Other Best practices

  • Do not re-implement database features Use the features provided by the database instead of trying to re-implement them.
  • Materialized views can store aggregated and pre-joined data from multiple tables and provide fast access to the data when frequent queries of the actual tables are extremely expensive. 
  • The ROWNUM pseudo column can also be used to materialize a query result set.
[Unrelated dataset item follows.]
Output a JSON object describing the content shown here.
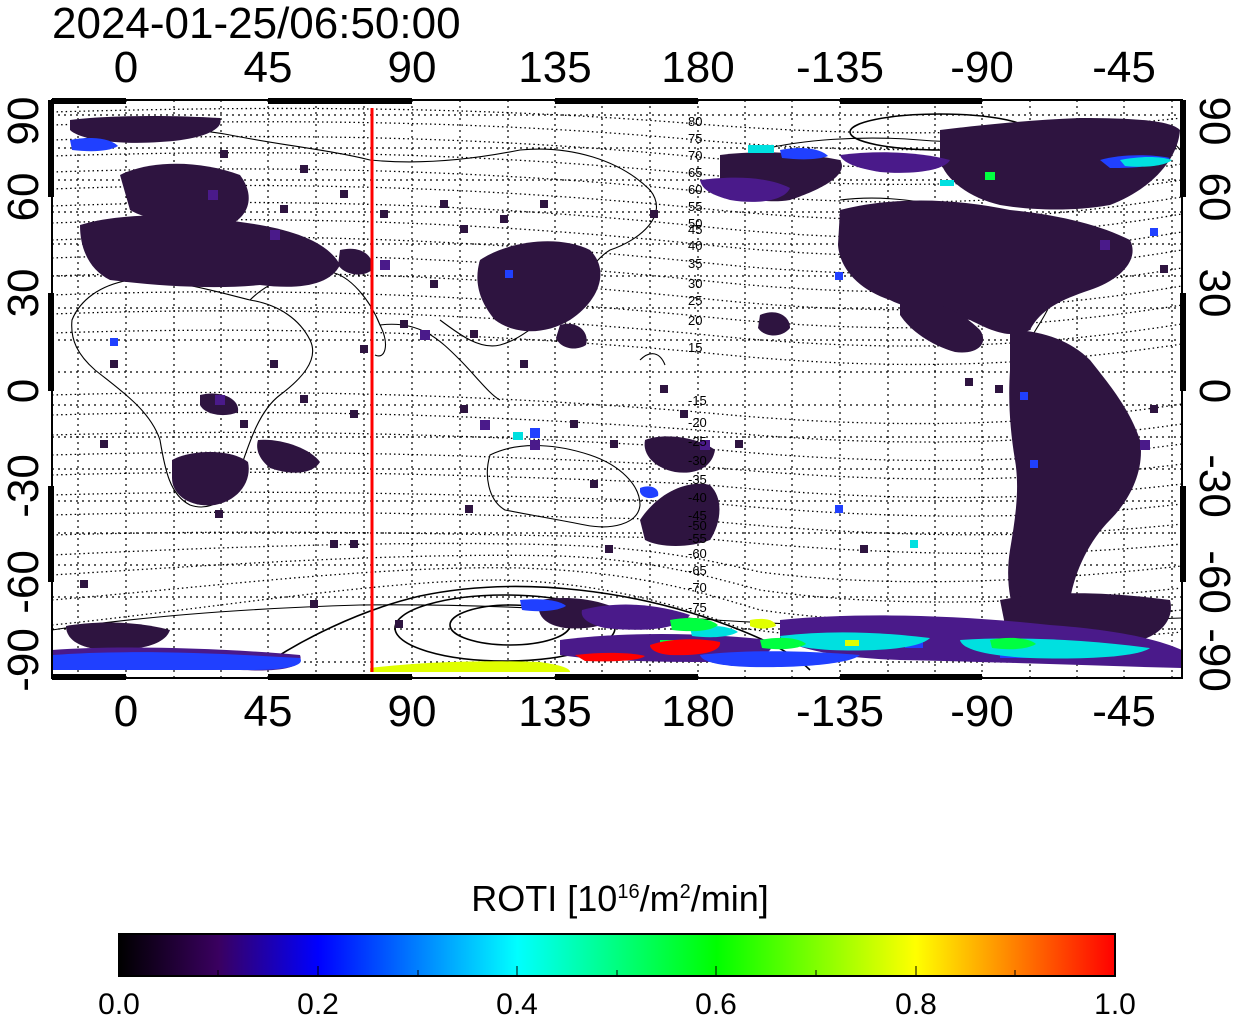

It can also reduce the number of PL/SQL function calls, and improve performance of multiple joins and top-N query processing.
  • Include performance testing during application development and maintenance Build a test environment. 
  • Thoroughly test your application before going production. 
  • Periodically benchmark application performance, especially after database upgrades, major version releases and applying any software patches. 
  • Test against representative data and with multiple concurrent users ( use production Clones).
  • Only move to multi-user testing after you are satisfied with single-user performance.
  • Use Real Application Testing (RAT) to perform real-world testing. 
  • Always design your data model, database schema and application code to answer the most common queries as efficiently as possible. 
  • For non-critical queries, shortcuts in design can be adopted to enable a more rapid application development. 
  • Materialized views, pseudo columns, client and server result cache, hierarchical queries, merge statements like techniques described may significantly improve performance for certain query types.


Note: It is a responsibility of application developers to correctly choose and utilize database features that can satisfy performance and scalability goals. 

       These are just guidelines and tuning is an art that depends on various aspects.